The haemostatic system is not fully mature until 3 to 6 months of age. It is, therefore, essential to acknowledge that the differences observed between adults and infants are probably physiological and do not always reflect an underlying pathological condition. Several clinical observations support the hypothesis that children have natural protective mechanisms that justify the existence of these broad variations, since they have both an increased capacity to inhibit thrombin and a decreased capacity to generate it11,12. Despite the presence of specific homeostatic mechanisms equilibrating the haemostatic balance in neonates and infants, the concentration and activity of vitamin K-dependent procoagulant factors might be dramatically reduced due to insufficient storage and poor transfer of vitamin K across the placental barrier.
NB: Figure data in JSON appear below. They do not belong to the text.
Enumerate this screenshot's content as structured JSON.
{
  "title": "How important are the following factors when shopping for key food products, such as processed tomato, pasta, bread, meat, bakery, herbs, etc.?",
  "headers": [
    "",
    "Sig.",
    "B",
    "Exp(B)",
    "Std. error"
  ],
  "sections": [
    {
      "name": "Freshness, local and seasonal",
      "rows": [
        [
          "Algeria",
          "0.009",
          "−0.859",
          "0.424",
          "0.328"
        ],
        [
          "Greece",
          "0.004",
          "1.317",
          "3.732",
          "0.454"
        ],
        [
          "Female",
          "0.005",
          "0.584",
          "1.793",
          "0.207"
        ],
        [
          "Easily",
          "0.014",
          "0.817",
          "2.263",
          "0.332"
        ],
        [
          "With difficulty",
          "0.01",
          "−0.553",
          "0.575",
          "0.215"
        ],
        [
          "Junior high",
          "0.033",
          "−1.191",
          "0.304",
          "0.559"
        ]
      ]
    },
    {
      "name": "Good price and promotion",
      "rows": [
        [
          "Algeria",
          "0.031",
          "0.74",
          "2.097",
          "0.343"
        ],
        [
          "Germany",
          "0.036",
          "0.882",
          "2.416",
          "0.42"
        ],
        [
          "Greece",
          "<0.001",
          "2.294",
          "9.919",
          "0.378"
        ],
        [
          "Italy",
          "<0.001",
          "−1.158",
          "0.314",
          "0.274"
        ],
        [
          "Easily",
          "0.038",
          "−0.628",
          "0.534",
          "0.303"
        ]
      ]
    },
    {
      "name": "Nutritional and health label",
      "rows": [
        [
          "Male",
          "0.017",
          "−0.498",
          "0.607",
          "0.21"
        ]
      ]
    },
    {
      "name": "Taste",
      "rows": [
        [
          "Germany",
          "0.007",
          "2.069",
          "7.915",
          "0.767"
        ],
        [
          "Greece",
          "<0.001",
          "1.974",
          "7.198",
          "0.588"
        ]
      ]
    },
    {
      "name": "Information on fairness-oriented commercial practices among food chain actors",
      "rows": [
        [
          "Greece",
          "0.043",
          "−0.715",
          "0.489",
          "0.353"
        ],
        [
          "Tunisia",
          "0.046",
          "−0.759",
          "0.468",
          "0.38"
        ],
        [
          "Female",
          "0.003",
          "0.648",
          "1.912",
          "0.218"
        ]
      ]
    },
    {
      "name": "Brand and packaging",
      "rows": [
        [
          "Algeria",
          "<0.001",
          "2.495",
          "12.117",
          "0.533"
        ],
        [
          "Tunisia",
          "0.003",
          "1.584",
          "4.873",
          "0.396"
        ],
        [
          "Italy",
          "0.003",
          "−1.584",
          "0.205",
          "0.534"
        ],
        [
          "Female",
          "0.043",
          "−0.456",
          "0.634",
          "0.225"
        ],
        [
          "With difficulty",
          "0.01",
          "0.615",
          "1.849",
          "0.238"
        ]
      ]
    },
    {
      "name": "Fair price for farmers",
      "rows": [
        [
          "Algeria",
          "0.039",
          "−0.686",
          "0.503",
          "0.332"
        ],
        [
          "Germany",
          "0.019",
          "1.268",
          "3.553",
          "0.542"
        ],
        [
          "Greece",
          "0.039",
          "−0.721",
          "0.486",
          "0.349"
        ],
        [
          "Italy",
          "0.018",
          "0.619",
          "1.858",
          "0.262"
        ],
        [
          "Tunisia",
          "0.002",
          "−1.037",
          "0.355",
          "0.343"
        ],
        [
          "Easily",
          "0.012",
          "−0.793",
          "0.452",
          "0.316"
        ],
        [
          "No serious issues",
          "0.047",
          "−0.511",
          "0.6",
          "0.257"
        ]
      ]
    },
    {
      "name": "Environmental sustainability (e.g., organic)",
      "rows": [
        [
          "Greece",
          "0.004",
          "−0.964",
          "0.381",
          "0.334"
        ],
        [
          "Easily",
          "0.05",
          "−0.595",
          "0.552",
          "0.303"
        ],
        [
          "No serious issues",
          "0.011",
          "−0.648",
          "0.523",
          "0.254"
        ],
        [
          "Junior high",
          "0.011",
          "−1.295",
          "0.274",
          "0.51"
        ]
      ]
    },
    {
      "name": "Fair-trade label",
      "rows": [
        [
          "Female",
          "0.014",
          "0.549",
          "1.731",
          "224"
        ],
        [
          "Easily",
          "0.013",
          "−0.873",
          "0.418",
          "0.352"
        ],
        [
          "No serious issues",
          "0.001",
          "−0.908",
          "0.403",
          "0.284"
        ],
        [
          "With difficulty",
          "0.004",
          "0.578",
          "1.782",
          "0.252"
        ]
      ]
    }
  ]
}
Although haemostasis might still be “appropriate” and the vast majority of neonates would not bleed, it is now universally accepted that all infants should be given prophylaxis with vitamin K at birth in order to prevent classical and late VKDB37,38. Although both intramuscular and oral administration of 1 mg of vitamin K protect against classical VKDB, a single oral dose does not protect all infants against late VKDB. The intramuscular route of administration of vitamin K prophylaxis has, therefore, been universally adopted, but oral administration should be continued subsequently, according to one of the available guidelines (Table I). This approach seems to effective at preventing VKDB, but also has some drawbacks, the foremost being the fact that available commercial products cost a hundred times more than the basic cost of their one active ingredient, so that broadening this policy to developing countries might be challenging22.